Keane: It really puts pressure on that anthropological ethos. We argue about this in my graduate seminar every week. On the one hand, I lay out for them a whole series of foundational arguments against the idea of an unmasking. Unmasking their illusions—to say, for instance, that their so-called magic is in reality just a comforting psychological trick—is an assertion of epistemological privilege. It is often linked to political privilege—the claim that I know better than you what is really going on. If you want to decolonize—to reject the position of someone from the Global North whose dominant position in the world permits you to set the terms of the discussion—then you’re not going to be involved in unmasking. But of course, the ethical argument against unmasking is usually predicated on the idea that the people we’re talking about are poorer than us and less powerful than we as representatives of the Global North are likely to be. And Laura Nader tells us to turn the tables and study those who are more powerful than we are. Then we might ask: Isn’t our job supposed to be to unmask the powerful and expose the politically harmful illusions that serve them?

But you can’t unmask the powerful unless you also understand how to take them seriously, because you’re not going to really understand them if you don’t understand them in their own terms. So I think the first step still has to be to understand what they think they’re up to though that may not be the end point of the story. 
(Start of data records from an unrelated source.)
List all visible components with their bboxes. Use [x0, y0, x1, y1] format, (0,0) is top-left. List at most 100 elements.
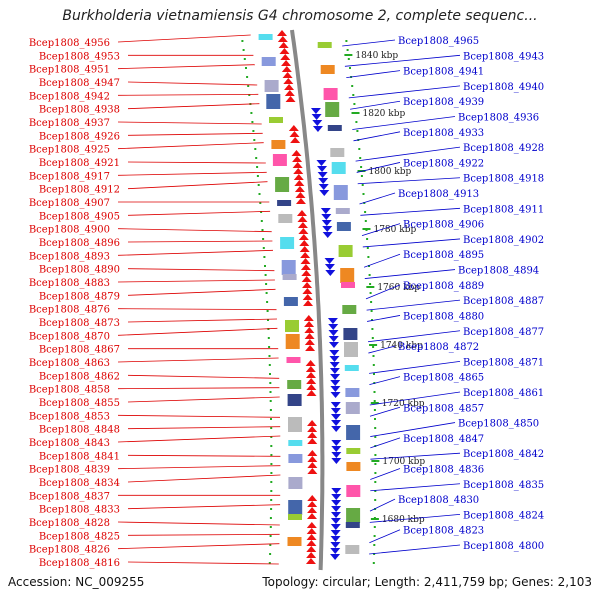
left-gene-label[interactable]: Bcep1808_4947 — [39, 78, 120, 89]
right-gene-label[interactable]: Bcep1808_4880 — [403, 311, 484, 322]
forward-gene-arrow[interactable] — [297, 222, 308, 228]
reverse-gene-arrow[interactable] — [330, 542, 341, 548]
reverse-feature-block[interactable] — [317, 42, 332, 48]
reverse-gene-arrow[interactable] — [331, 512, 342, 518]
reverse-gene-arrow[interactable] — [331, 420, 342, 426]
left-gene-label[interactable]: Bcep1808_4907 — [29, 198, 110, 209]
reverse-gene-arrow[interactable] — [330, 518, 341, 524]
left-gene-label[interactable]: Bcep1808_4951 — [29, 65, 110, 76]
reverse-feature-block[interactable] — [344, 342, 358, 357]
reverse-gene-arrow[interactable] — [331, 458, 342, 464]
left-gene-label[interactable]: Bcep1808_4870 — [29, 331, 110, 342]
forward-gene-arrow[interactable] — [307, 450, 318, 456]
forward-gene-arrow[interactable] — [306, 513, 317, 519]
left-gene-label[interactable]: Bcep1808_4828 — [29, 518, 110, 529]
right-gene-label[interactable]: Bcep1808_4913 — [398, 189, 479, 200]
left-gene-label[interactable]: Bcep1808_4862 — [39, 371, 120, 382]
left-gene-label[interactable]: Bcep1808_4855 — [39, 398, 120, 409]
reverse-gene-arrow[interactable] — [330, 402, 341, 408]
forward-gene-arrow[interactable] — [306, 552, 317, 558]
right-gene-label[interactable]: Bcep1808_4836 — [403, 464, 484, 475]
reverse-gene-arrow[interactable] — [331, 440, 342, 446]
forward-gene-arrow[interactable] — [284, 84, 295, 90]
forward-gene-arrow[interactable] — [293, 168, 304, 174]
forward-gene-arrow[interactable] — [289, 131, 300, 137]
reverse-gene-arrow[interactable] — [330, 530, 341, 536]
reverse-gene-arrow[interactable] — [330, 536, 341, 542]
forward-gene-arrow[interactable] — [306, 384, 317, 390]
reverse-feature-block[interactable] — [323, 88, 338, 100]
forward-gene-arrow[interactable] — [305, 558, 316, 564]
forward-feature-block[interactable] — [288, 477, 303, 489]
reverse-gene-arrow[interactable] — [330, 392, 341, 398]
left-gene-label[interactable]: Bcep1808_4853 — [29, 411, 110, 422]
right-gene-label[interactable]: Bcep1808_4861 — [463, 388, 544, 399]
right-gene-label[interactable]: Bcep1808_4941 — [403, 67, 484, 78]
forward-gene-arrow[interactable] — [304, 327, 315, 333]
reverse-gene-arrow[interactable] — [331, 506, 342, 512]
forward-gene-arrow[interactable] — [302, 294, 313, 300]
forward-gene-arrow[interactable] — [298, 228, 309, 234]
reverse-feature-block[interactable] — [325, 102, 340, 117]
right-gene-label[interactable]: Bcep1808_4895 — [403, 250, 484, 261]
forward-feature-block[interactable] — [288, 500, 303, 515]
forward-gene-arrow[interactable] — [295, 192, 306, 198]
forward-feature-block[interactable] — [275, 177, 290, 192]
reverse-feature-block[interactable] — [345, 388, 360, 397]
forward-gene-arrow[interactable] — [307, 432, 318, 438]
forward-feature-block[interactable] — [277, 200, 292, 206]
reverse-gene-arrow[interactable] — [329, 368, 340, 374]
left-gene-label[interactable]: Bcep1808_4816 — [39, 558, 120, 569]
reverse-gene-arrow[interactable] — [319, 190, 330, 196]
forward-gene-arrow[interactable] — [303, 300, 314, 306]
reverse-gene-arrow[interactable] — [331, 452, 342, 458]
left-gene-label[interactable]: Bcep1808_4900 — [29, 225, 110, 236]
forward-gene-arrow[interactable] — [304, 321, 315, 327]
reverse-gene-arrow[interactable] — [328, 324, 339, 330]
reverse-gene-arrow[interactable] — [329, 356, 340, 362]
forward-gene-arrow[interactable] — [307, 501, 318, 507]
forward-gene-arrow[interactable] — [300, 252, 311, 258]
reverse-feature-block[interactable] — [320, 65, 335, 74]
reverse-gene-arrow[interactable] — [321, 220, 332, 226]
forward-feature-block[interactable] — [288, 440, 303, 446]
forward-gene-arrow[interactable] — [290, 137, 301, 143]
forward-gene-arrow[interactable] — [306, 390, 317, 396]
reverse-feature-block[interactable] — [338, 245, 353, 257]
reverse-gene-arrow[interactable] — [324, 258, 335, 264]
forward-gene-arrow[interactable] — [301, 276, 312, 282]
forward-gene-arrow[interactable] — [307, 495, 318, 501]
left-gene-label[interactable]: Bcep1808_4937 — [29, 118, 110, 129]
forward-gene-arrow[interactable] — [292, 162, 303, 168]
forward-gene-arrow[interactable] — [307, 468, 318, 474]
forward-gene-arrow[interactable] — [307, 420, 318, 426]
forward-gene-arrow[interactable] — [306, 546, 317, 552]
right-gene-label[interactable]: Bcep1808_4943 — [463, 51, 544, 62]
reverse-feature-block[interactable] — [345, 545, 360, 554]
reverse-gene-arrow[interactable] — [330, 554, 341, 560]
left-gene-label[interactable]: Bcep1808_4825 — [39, 531, 120, 542]
right-gene-label[interactable]: Bcep1808_4877 — [463, 327, 544, 338]
left-gene-label[interactable]: Bcep1808_4921 — [39, 158, 120, 169]
right-gene-label[interactable]: Bcep1808_4940 — [463, 82, 544, 93]
forward-gene-arrow[interactable] — [307, 507, 318, 513]
reverse-gene-arrow[interactable] — [318, 184, 329, 190]
right-gene-label[interactable]: Bcep1808_4871 — [463, 357, 544, 368]
forward-feature-block[interactable] — [278, 214, 293, 223]
reverse-gene-arrow[interactable] — [311, 114, 322, 120]
forward-gene-arrow[interactable] — [299, 240, 310, 246]
right-gene-label[interactable]: Bcep1808_4830 — [398, 495, 479, 506]
forward-feature-block[interactable] — [280, 237, 295, 249]
forward-feature-block[interactable] — [285, 320, 299, 332]
reverse-gene-arrow[interactable] — [312, 120, 323, 126]
forward-gene-arrow[interactable] — [291, 150, 302, 156]
reverse-feature-block[interactable] — [341, 282, 355, 288]
forward-gene-arrow[interactable] — [281, 66, 292, 72]
forward-gene-arrow[interactable] — [298, 234, 309, 240]
left-gene-label[interactable]: Bcep1808_4942 — [29, 91, 110, 102]
forward-gene-arrow[interactable] — [292, 156, 303, 162]
right-gene-label[interactable]: Bcep1808_4800 — [463, 541, 544, 552]
forward-gene-arrow[interactable] — [305, 345, 316, 351]
forward-gene-arrow[interactable] — [299, 246, 310, 252]
reverse-feature-block[interactable] — [346, 425, 361, 440]
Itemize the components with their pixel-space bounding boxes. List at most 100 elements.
Milam: This ethical tension is especially fraught in cases when science is mobilized for horrific ends—thinking through the consequences of eugenics, for example. Merely understanding something from the perspective of the perpetrators can never be enough. It has to be a starting place.

Keane: Right. But to dismiss that perspective can’t be enough either.

You know, there’s a wonderful essay that I use in my anthropology of religion class. It’s written by Susan Harding who decided to study Jerry Falwell’s Liberty University, which is a bastion of homophobic arch-conservative Christianity. This was just a brilliant decision on her part. I think it exemplifies all that’s best and hardest about anthropology. She’s not going to just work with people that she thinks are, you know, cool. What they might see as a northern, over-educated female, she represents everything that they abhor and, conversely, they represent everything she opposes. So Harding interviews one of the preachers and finds that she’s lost control of the conversation. He’s such an effective preacher that he essentially takes over and she realizes he’s even getting under her skin. She realizes that the reason he’s witnessing to her is because he understands that, although she’s “not one of us,” she is listening so openly and without challenging him. Harding thinks she is listening with an accepting and open mind because she’s being a good fieldworker. But the preacher knows that someone as un-Christian as she seems must be listening the way she does because God sent her to receive his message.

I think it was a profound project of hers. All the more so because these conservative Christians are threatening. She can’t just stand apart from what they represent to her. They are a powerful, and possibly even dangerous, part of her own world. It’s not the same as studying headhunters somewhere far from home. And she didn’t flinch from the task. At the end of the day, the book that resulted is critical but it’s criticism based on a real attempt to understand.

If I can say anything in conclusion, then, it’s that the truth we seek, as anthropologists, emerges from within the productive dynamics of social interactions. Certainly, the truth mustn’t just stay there—we’re not just transcribers—but it cannot be fully isolated from that starting place.

Milam: Thanks, Webb. I’ve very much enjoyed our conversation. The truth we seek—that seems like a wonderful note on which to end. That truth is always a process not just for those about whom we write but for ourselves.